Overall, the best approach to implementing SSL pinning in webviews is by migrating to the WKWebView class introduced in iOS 8, which provides delegate methods to handle authentication challenges (such as server SSL certificate validation). However, this approach still requires some testing as it seems like the webView:didReceiveAuthenticationChallenge:completionHandler: delegate method only works reliably on iOS 9.

Consider leveraging auto-swizzling for simple Apps

For simple Apps, TrustKit can be deployed without having to modify the App’s source code.

First, TrustKit should be initialized by adding configuration keys to the App’s Info.plist file under a TSKConfiguration dictionary key, instead of using TrustKit’s initialization method:

By setting the kTSKSwizzleNetworkDelegates key to YES, TrustKit will then perform method swizzling on the App’s NSURLSession and NSURLConnection delegates in order to automatically perform SSL pinning validation against the server’s certificate chain, based on the configured pinning policy. This allows deploying TrustKit without changing the App’s source code.

Auto-swizzling should only be enabled for simple Apps, as it may not work properly in several scenarios including:

Even when auto-swizzling is enabled with kTSKSwizzleNetworkDelegates, there are specific scenarios where TrustKit cannot intercept outgoing SSL connections and automatically validate the server’s identity against the pinning policy. For these connections, the pin validation must be manually implemented using the TSKPinningValidator class class.

Deploy a reporting server or use Data Theorem’s free server

Adding a report URL using the kTSKReportUris setting to receive pin validation failure reports will help track pin validation failures happening across your user base.
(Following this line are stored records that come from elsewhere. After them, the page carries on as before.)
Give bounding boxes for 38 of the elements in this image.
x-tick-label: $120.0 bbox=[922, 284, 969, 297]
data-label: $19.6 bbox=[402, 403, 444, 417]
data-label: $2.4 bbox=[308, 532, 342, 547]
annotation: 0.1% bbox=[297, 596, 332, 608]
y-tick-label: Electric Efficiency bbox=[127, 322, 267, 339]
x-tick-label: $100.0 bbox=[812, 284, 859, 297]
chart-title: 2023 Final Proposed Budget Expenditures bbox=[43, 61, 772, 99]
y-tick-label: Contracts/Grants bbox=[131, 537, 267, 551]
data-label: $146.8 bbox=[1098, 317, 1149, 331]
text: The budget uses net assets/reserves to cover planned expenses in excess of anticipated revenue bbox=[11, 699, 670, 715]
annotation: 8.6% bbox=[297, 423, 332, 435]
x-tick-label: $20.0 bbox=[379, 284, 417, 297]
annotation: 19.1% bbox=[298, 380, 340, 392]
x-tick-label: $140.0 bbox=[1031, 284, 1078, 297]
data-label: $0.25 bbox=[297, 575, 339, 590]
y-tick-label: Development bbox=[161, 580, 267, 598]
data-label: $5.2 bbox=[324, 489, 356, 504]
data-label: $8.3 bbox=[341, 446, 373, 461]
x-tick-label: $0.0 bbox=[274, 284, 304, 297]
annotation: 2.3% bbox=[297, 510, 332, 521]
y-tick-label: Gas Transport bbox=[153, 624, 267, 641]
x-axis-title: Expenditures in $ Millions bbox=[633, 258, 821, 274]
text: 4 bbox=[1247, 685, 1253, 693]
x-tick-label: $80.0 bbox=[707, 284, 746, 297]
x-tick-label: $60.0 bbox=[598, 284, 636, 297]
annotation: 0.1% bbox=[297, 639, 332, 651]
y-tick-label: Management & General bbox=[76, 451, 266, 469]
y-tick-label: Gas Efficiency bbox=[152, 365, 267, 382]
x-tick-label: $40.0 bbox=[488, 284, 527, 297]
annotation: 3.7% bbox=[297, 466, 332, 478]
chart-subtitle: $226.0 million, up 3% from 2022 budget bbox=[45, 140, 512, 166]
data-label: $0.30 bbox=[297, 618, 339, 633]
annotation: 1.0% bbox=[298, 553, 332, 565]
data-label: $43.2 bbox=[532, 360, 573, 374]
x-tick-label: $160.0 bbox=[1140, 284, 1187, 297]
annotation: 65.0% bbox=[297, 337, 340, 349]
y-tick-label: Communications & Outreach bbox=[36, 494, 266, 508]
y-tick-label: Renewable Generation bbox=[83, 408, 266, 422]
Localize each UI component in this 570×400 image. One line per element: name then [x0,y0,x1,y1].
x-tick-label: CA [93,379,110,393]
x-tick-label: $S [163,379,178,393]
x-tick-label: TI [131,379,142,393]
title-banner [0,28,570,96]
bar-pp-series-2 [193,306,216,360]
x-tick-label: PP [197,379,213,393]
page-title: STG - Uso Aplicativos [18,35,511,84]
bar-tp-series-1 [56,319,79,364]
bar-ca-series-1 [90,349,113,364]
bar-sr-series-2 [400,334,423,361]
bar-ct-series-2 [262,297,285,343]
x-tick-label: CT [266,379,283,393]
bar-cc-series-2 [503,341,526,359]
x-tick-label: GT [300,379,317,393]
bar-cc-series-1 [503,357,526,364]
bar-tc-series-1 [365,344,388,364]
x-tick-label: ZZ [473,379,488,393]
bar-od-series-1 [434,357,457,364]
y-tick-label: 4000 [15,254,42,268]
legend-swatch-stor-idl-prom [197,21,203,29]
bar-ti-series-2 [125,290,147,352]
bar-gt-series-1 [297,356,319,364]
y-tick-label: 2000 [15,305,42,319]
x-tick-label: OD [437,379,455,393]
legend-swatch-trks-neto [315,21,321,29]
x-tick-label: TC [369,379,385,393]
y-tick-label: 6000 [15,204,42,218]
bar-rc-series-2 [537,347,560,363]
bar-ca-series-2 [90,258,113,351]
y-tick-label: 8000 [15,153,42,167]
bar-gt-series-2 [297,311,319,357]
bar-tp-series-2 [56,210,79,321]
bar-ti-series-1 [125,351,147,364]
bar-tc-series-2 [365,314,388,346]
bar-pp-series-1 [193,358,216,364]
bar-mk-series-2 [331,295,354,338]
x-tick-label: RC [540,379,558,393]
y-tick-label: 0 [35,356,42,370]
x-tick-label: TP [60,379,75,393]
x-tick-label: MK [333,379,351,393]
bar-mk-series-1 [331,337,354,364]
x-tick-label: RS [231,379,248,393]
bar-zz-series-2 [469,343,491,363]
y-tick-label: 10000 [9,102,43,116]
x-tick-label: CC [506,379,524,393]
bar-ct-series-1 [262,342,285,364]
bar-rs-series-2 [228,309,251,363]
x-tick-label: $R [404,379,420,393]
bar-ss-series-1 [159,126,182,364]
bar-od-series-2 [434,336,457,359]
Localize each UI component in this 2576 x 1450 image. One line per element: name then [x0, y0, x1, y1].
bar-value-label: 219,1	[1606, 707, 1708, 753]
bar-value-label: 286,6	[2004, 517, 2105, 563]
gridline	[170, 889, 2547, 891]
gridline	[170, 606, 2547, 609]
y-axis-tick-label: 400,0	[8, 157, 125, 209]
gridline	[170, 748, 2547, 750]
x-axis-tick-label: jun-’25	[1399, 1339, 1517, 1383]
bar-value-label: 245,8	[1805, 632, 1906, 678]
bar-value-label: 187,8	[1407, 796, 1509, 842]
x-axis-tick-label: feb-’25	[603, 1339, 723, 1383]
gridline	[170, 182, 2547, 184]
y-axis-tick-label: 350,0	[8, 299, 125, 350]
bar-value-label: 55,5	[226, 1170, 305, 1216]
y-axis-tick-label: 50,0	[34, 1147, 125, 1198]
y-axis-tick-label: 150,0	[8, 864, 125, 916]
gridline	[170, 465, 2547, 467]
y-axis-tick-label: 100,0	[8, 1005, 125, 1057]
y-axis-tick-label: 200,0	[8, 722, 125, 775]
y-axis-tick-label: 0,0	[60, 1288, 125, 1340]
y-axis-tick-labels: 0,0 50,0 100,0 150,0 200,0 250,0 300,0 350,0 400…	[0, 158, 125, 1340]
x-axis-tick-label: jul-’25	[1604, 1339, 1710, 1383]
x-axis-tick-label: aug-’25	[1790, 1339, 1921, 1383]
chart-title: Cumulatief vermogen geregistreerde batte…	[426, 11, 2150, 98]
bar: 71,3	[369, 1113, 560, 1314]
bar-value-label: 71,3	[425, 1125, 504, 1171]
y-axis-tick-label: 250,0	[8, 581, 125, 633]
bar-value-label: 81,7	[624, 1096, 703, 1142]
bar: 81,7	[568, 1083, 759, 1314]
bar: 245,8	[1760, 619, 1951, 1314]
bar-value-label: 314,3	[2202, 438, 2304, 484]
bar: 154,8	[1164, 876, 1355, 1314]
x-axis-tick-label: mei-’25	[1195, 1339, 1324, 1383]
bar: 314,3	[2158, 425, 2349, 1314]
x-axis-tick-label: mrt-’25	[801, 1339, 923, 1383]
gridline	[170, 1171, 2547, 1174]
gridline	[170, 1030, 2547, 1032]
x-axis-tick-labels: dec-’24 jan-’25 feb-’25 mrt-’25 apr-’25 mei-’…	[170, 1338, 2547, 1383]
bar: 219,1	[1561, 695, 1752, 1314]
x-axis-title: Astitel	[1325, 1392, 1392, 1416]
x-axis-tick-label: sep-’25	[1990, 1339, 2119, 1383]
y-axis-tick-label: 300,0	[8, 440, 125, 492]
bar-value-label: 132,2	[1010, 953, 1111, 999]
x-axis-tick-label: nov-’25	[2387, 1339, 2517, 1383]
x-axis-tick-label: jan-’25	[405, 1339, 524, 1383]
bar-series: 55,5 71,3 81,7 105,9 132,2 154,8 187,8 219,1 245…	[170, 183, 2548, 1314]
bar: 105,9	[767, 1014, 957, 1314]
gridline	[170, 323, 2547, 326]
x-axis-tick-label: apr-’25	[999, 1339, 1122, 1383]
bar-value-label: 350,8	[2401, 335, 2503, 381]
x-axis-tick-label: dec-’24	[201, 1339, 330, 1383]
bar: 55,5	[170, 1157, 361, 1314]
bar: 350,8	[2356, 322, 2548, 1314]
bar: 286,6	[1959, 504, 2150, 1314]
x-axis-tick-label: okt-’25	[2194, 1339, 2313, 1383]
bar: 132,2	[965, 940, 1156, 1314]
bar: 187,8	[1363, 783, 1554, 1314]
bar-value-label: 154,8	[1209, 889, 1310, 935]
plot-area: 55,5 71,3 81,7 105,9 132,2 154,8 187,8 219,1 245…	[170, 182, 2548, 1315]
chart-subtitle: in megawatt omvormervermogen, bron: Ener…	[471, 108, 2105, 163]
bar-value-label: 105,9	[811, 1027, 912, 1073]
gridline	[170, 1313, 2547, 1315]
You can use your own report server or Data Theorem’s, which provides a dashboard to display these reports for free (email info@datatheorem.com for access).

This will give you an idea of how many users would be blocked, if pin validation was to be enforced.

Appendices

Debugging network connections with TrustKit

SSL pinning can make it difficult for developers to develop network clients or troubleshoot network requests. Common tools like Charles Proxy use self-signed SSL certificates to effectively create an (untrusted) SSL proxy. This allows Charles to decrypt and read SSL-protected information for debugging or reverse engineering purposes. Since this configuration is identical to a malicious man-in-the-middle attack, TrustKit will reject such proxied SSL connections.

There are several options available to mitigate this issue.

For small development teams

Create a self-signed SSL certificate authority for Charles to use instead of its default randomly generated CA. This team CA cert & private key can be shared among teammates and set as the custom root CA in each instance of Charles. The root CA certificate must be installed and trusted in each iOS Simulator and Device used for development.

For debugging in production, users will need to trust the self-signed root CA – which is potentially dangerous and requires the owner of the device to enter their passcode.

For large or enterprise development teams

If you’re working in an enterprise environment where sharing a root CA certificate and private key is impractical, issuing intermediate CA certs and keys might work better. In this case, you create a self-signed root certificate authority which is maintained in a production-secure fashion. This CA can issue intermediate CA certs for use with Charles or other tools, as needed.

In this case, your SSL proxy can use an intermediate CA to proxy SSL requests. That intermediate certifiate would not be pinned by TrustKit, but the self-signed root CA would be. It’s optional but recommended for the intermedate CA have a short validity window (short expiration) and include a personal identifier for the employee that requested the certificate (i.e. employee email in intermediate CA email field). This way, if a rogue employee were to issue an intermediate CA certificate and bypass protections in TrustKit, you’d be able to trace any attacks back to a person.